One option I did think of is to model this as an absorbing Markov chain, where the "number of hits remaining" is the state, and the probability of moving from state N to state N-i is given by the "number of hits" distribution for i (modified to make 0 an absorbing state, which is straightforward). I'm pretty sure that would give the answer I'm looking for, but it feels like a rather complex solution to the problem, and I don't know if I've missed a simpler solution using a standard distribution.
 A: Let $n$ be the initial number of hit points. Let $p_j$ be the probability of taking $j\leq n$ hits.
Let $\mathbf x^{(k)}=\begin{bmatrix} x_n{(k)};& \cdots & x_1{(k)};& x_0{(k)} \end{bmatrix}$ be your state variable at round $k$, with $x_l^{(k)}$ the probability of having $l$ hit points at the end of round $k$. $\mathbf x^{(0)}=\begin{bmatrix} 1;& 0 & \cdots & 0 \end{bmatrix}$.

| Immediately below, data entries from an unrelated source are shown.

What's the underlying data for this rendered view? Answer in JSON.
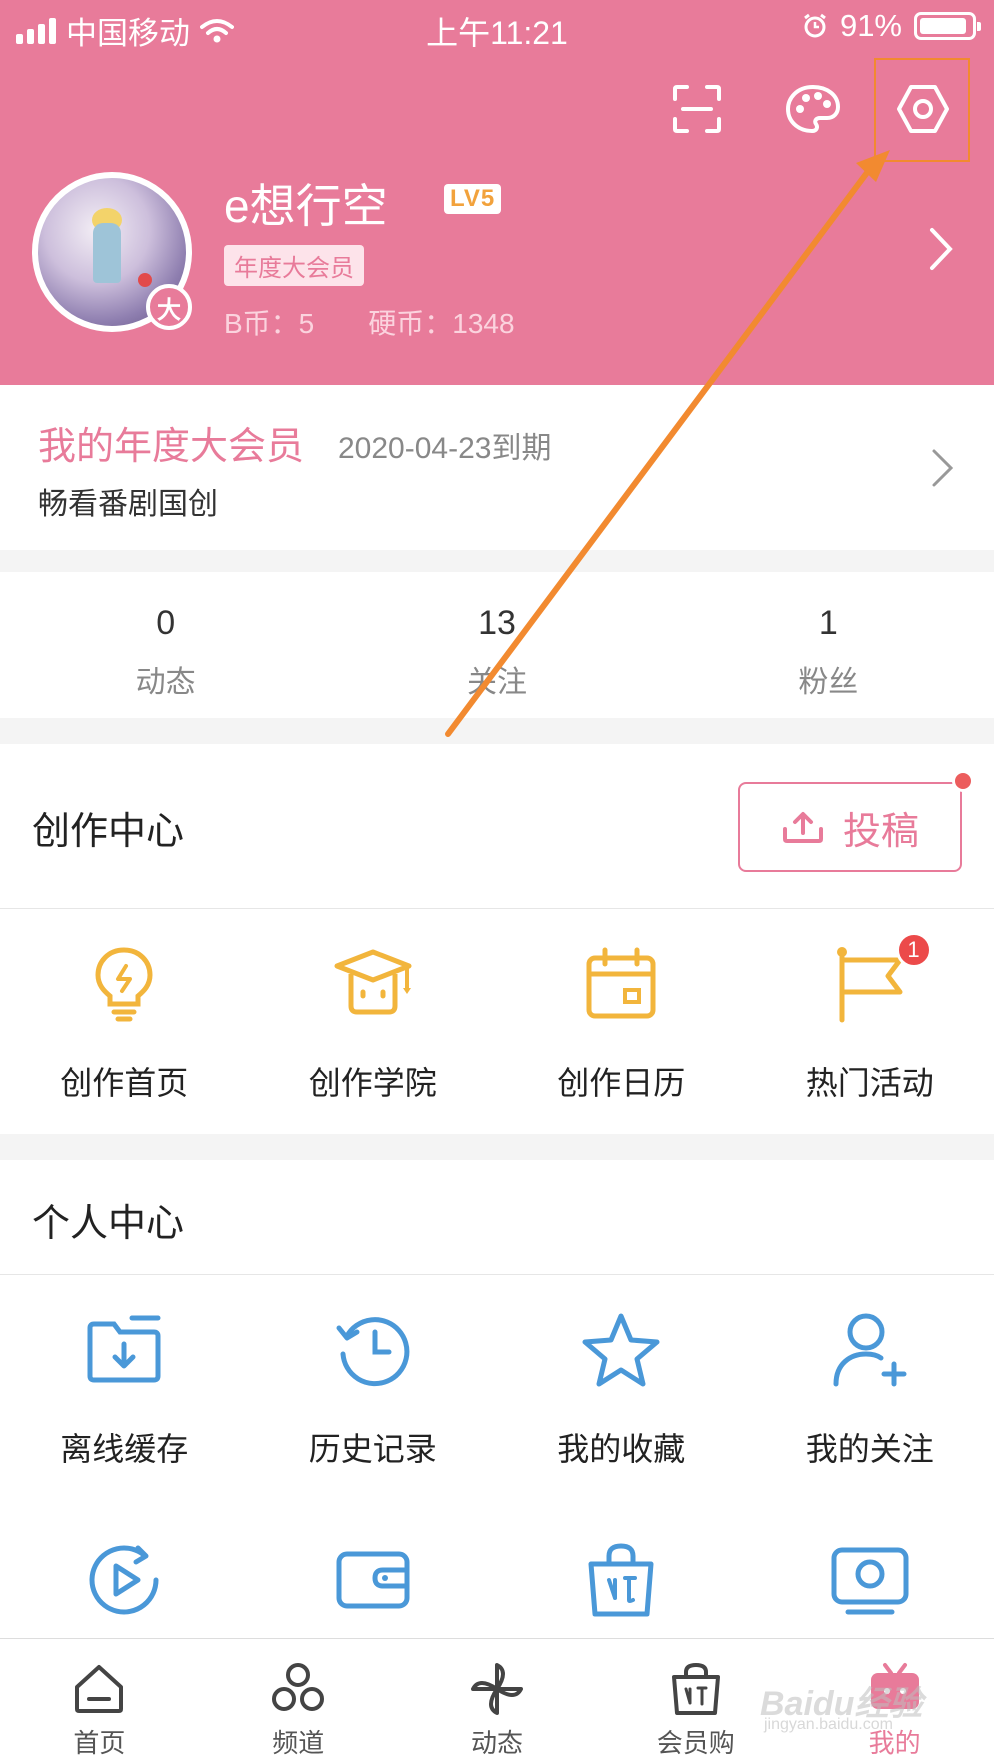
{
  "status_bar": {
    "carrier": "中国移动",
    "time": "上午11:21",
    "battery": "91%"
  },
  "header": {
    "username": "e想行空",
    "level": "LV5",
    "avatar_badge": "大",
    "vip_tag": "年度大会员",
    "b_coins": "B币：5",
    "hard_coins": "硬币：1348",
    "icons": [
      "scan-icon",
      "palette-icon",
      "settings-icon"
    ]
  },
  "membership": {
    "title": "我的年度大会员",
    "expire": "2020-04-23到期",
    "subtitle": "畅看番剧国创"
  },
  "stats": [
    {
      "value": "0",
      "label": "动态"
    },
    {
      "value": "13",
      "label": "关注"
    },
    {
      "value": "1",
      "label": "粉丝"
    }
  ],
  "creation": {
    "title": "创作中心",
    "upload_label": "投稿",
    "items": [
      {
        "label": "创作首页",
        "icon": "lightbulb-icon"
      },
      {
        "label": "创作学院",
        "icon": "graduation-cap-icon"
      },
      {
        "label": "创作日历",
        "icon": "calendar-icon"
      },
      {
        "label": "热门活动",
        "icon": "flag-icon",
        "badge": "1"
      }
    ]
  },
  "personal": {
    "title": "个人中心",
    "items": [
      {
        "label": "离线缓存",
        "icon": "download-folder-icon"
      },
      {
        "label": "历史记录",
        "icon": "history-clock-icon"
      },
      {
        "label": "我的收藏",
        "icon": "star-icon"
      },
      {
        "label": "我的关注",
        "icon": "add-user-icon"
      }
    ],
    "more_icons": [
      "play-later-icon",
      "wallet-icon",
      "shopping-bag-icon",
      "tv-icon"
    ]
  },
  "tabbar": [
    {
      "label": "首页",
      "icon": "home-icon"
    },
    {
      "label": "频道",
      "icon": "channel-icon"
    },
    {
      "label": "动态",
      "icon": "pinwheel-icon"
    },
    {
      "label": "会员购",
      "icon": "shopping-bag-icon"
    },
    {
      "label": "我的",
      "icon": "tv-icon",
      "active": true
    }
  ],
  "watermark": {
    "text": "Baidu经验",
    "sub": "jingyan.baidu.com"
  },
  "colors": {
    "brand_pink": "#e87b9a",
    "create_yellow": "#f2b53c",
    "personal_blue": "#4a98d8",
    "annotation_orange": "#f28a30"
  }
}
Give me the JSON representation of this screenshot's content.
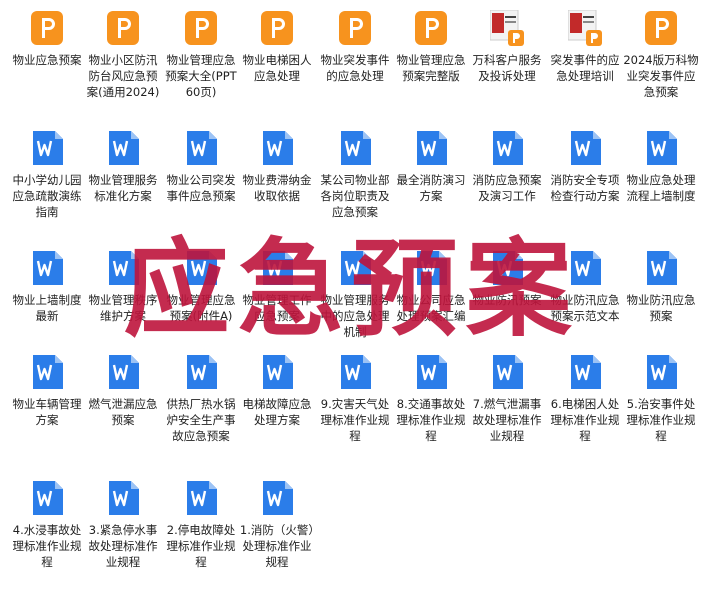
{
  "overlay_text": "应急预案",
  "colors": {
    "pdf": "#f7931e",
    "word": "#2b7de9",
    "overlay": "#be143c"
  },
  "files": [
    {
      "label": "物业应急预案",
      "icon": "pdf-icon"
    },
    {
      "label": "物业小区防汛防台风应急预案(通用2024)",
      "icon": "pdf-icon"
    },
    {
      "label": "物业管理应急预案大全(PPT60页)",
      "icon": "pdf-icon"
    },
    {
      "label": "物业电梯困人应急处理",
      "icon": "pdf-icon"
    },
    {
      "label": "物业突发事件的应急处理",
      "icon": "pdf-icon"
    },
    {
      "label": "物业管理应急预案完整版",
      "icon": "pdf-icon"
    },
    {
      "label": "万科客户服务及投诉处理",
      "icon": "pdf-thumb-icon"
    },
    {
      "label": "突发事件的应急处理培训",
      "icon": "pdf-thumb-icon"
    },
    {
      "label": "2024版万科物业突发事件应急预案",
      "icon": "pdf-icon"
    },
    {
      "label": "中小学幼儿园应急疏散演练指南",
      "icon": "word-icon"
    },
    {
      "label": "物业管理服务标准化方案",
      "icon": "word-icon"
    },
    {
      "label": "物业公司突发事件应急预案",
      "icon": "word-icon"
    },
    {
      "label": "物业费滞纳金收取依据",
      "icon": "word-icon"
    },
    {
      "label": "某公司物业部各岗位职责及应急预案",
      "icon": "word-icon"
    },
    {
      "label": "最全消防演习方案",
      "icon": "word-icon"
    },
    {
      "label": "消防应急预案及演习工作",
      "icon": "word-icon"
    },
    {
      "label": "消防安全专项检查行动方案",
      "icon": "word-icon"
    },
    {
      "label": "物业应急处理流程上墙制度",
      "icon": "word-icon"
    },
    {
      "label": "物业上墙制度最新",
      "icon": "word-icon"
    },
    {
      "label": "物业管理秩序维护方案",
      "icon": "word-icon"
    },
    {
      "label": "物业管理应急预案(附件A)",
      "icon": "word-icon"
    },
    {
      "label": "物业管理工作应急预案",
      "icon": "word-icon"
    },
    {
      "label": "物业管理服务中的应急处理机制",
      "icon": "word-icon"
    },
    {
      "label": "物业公司应急处理预案汇编",
      "icon": "word-icon"
    },
    {
      "label": "物业防汛预案",
      "icon": "word-icon"
    },
    {
      "label": "物业防汛应急预案示范文本",
      "icon": "word-icon"
    },
    {
      "label": "物业防汛应急预案",
      "icon": "word-icon"
    },
    {
      "label": "物业车辆管理方案",
      "icon": "word-icon"
    },
    {
      "label": "燃气泄漏应急预案",
      "icon": "word-icon"
    },
    {
      "label": "供热厂热水锅炉安全生产事故应急预案",
      "icon": "word-icon"
    },
    {
      "label": "电梯故障应急处理方案",
      "icon": "word-icon"
    },
    {
      "label": "9.灾害天气处理标准作业规程",
      "icon": "word-icon"
    },
    {
      "label": "8.交通事故处理标准作业规程",
      "icon": "word-icon"
    },
    {
      "label": "7.燃气泄漏事故处理标准作业规程",
      "icon": "word-icon"
    },
    {
      "label": "6.电梯困人处理标准作业规程",
      "icon": "word-icon"
    },
    {
      "label": "5.治安事件处理标准作业规程",
      "icon": "word-icon"
    },
    {
      "label": "4.水浸事故处理标准作业规程",
      "icon": "word-icon"
    },
    {
      "label": "3.紧急停水事故处理标准作业规程",
      "icon": "word-icon"
    },
    {
      "label": "2.停电故障处理标准作业规程",
      "icon": "word-icon"
    },
    {
      "label": "1.消防（火警）处理标准作业规程",
      "icon": "word-icon"
    }
  ]
}
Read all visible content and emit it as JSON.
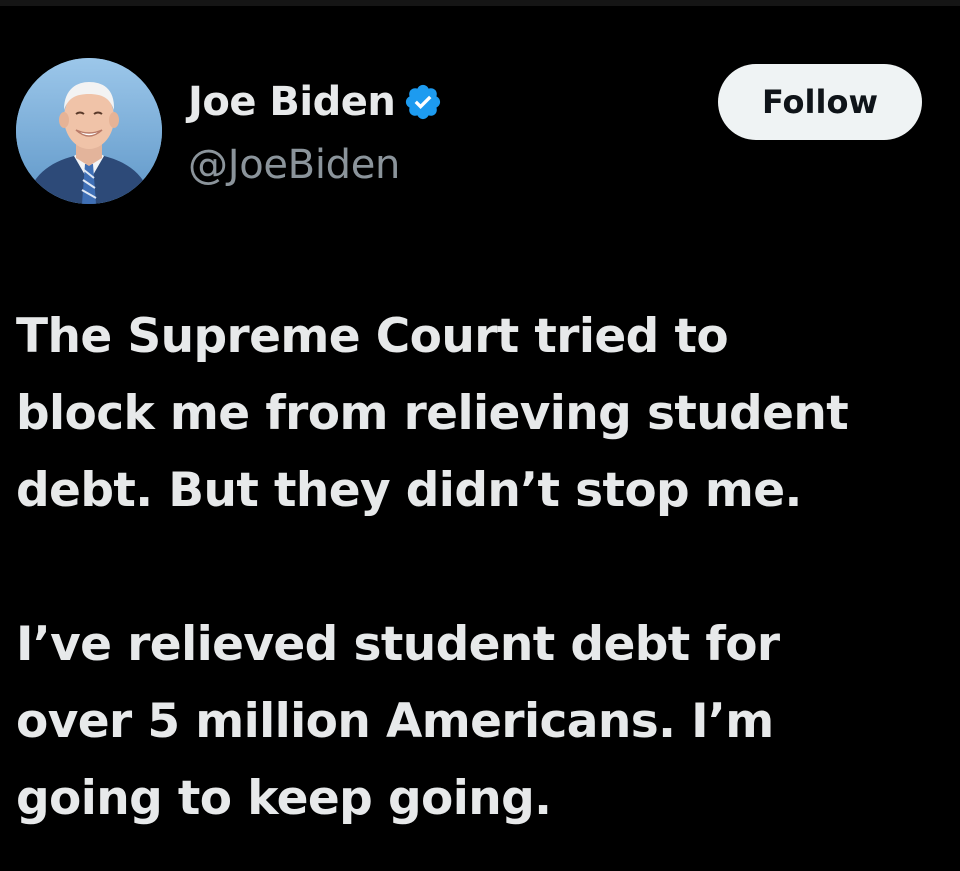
{
  "tweet": {
    "author": {
      "display_name": "Joe Biden",
      "handle": "@JoeBiden",
      "verified": true,
      "verified_icon": "verified-badge-icon",
      "avatar_icon": "profile-photo"
    },
    "follow_label": "Follow",
    "paragraphs": [
      {
        "lines": [
          "The Supreme Court tried to",
          "block me from relieving student",
          "debt. But they didn’t stop me."
        ]
      },
      {
        "lines": [
          "I’ve relieved student debt for",
          "over 5 million Americans. I’m",
          "going to keep going."
        ]
      }
    ]
  },
  "colors": {
    "background": "#000000",
    "text_primary": "#e7e9ea",
    "text_secondary": "#8b949b",
    "verified_blue": "#1d9bf0",
    "button_bg": "#eff3f4",
    "button_text": "#0f1419"
  }
}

The evolution of your state is given by:
$$ \mathbf x^{(k+1)}=\underbrace{\begin{bmatrix} p_0 & p_1 & p_2 & \cdots & p_n\\ 0 & p_0 & p_1 & \cdots & p_n+p_{n-1} \\ 0 & 0 & p_0 & \cdots & p_n+p_{n-1} +p_{n-2}\\ \vdots & \vdots & \vdots & \ddots & \vdots\\ 0 & 0 & 0 & \cdots & 1 \end{bmatrix}}_{P}\mathbf x^{(k)}$$
Call $f_k$ to the probability mass function for the number of rounds of the game. Play with $k=1,2,3,\dots$ and look for the pattern:
$$\begin{align}
f_1 &= p_n \\
f_2 &= p_0 p_n + p_1(p_{n-1}+p_n) + \dots + p_{n-1}(p_1+p_2+\dots+p_n)\\
\vdots
\end{align} $$
Writing $P$ as $\begin{bmatrix} T& \mathbf t_0 \\ \mathbf 0^T & 1 \end{bmatrix}$, one arrives at the expression from wikipedia:
$$f_k = \mathbf x^{(0)T} T^{k-1}\mathbf t_0 $$
They present the expected value as (I didn't check this last one):
$$ \mathbb E[K]= \mathbf x^{(0)T} (I-T)^{-1}\mathbf 1 $$

As a check, I computed $\mathbb E[K]$ for small $n$ to empirically find:
$$ \mathbb E[K] \stackrel{?}{=} \frac{\sum_{j=0}^{n-1} (-1)^j{n-1 \choose j}p_0^j}{\sum_{j=0}^n (-1)^j{n \choose j}p_0^j } $$
Which clearly indicates I took the long path, as you suspected in your question. Unfortunately, now I don't have the time to rethink the problem. So I leave you with what I have done so far. On my side, I had fun and learned some things on the way. Hope it helps.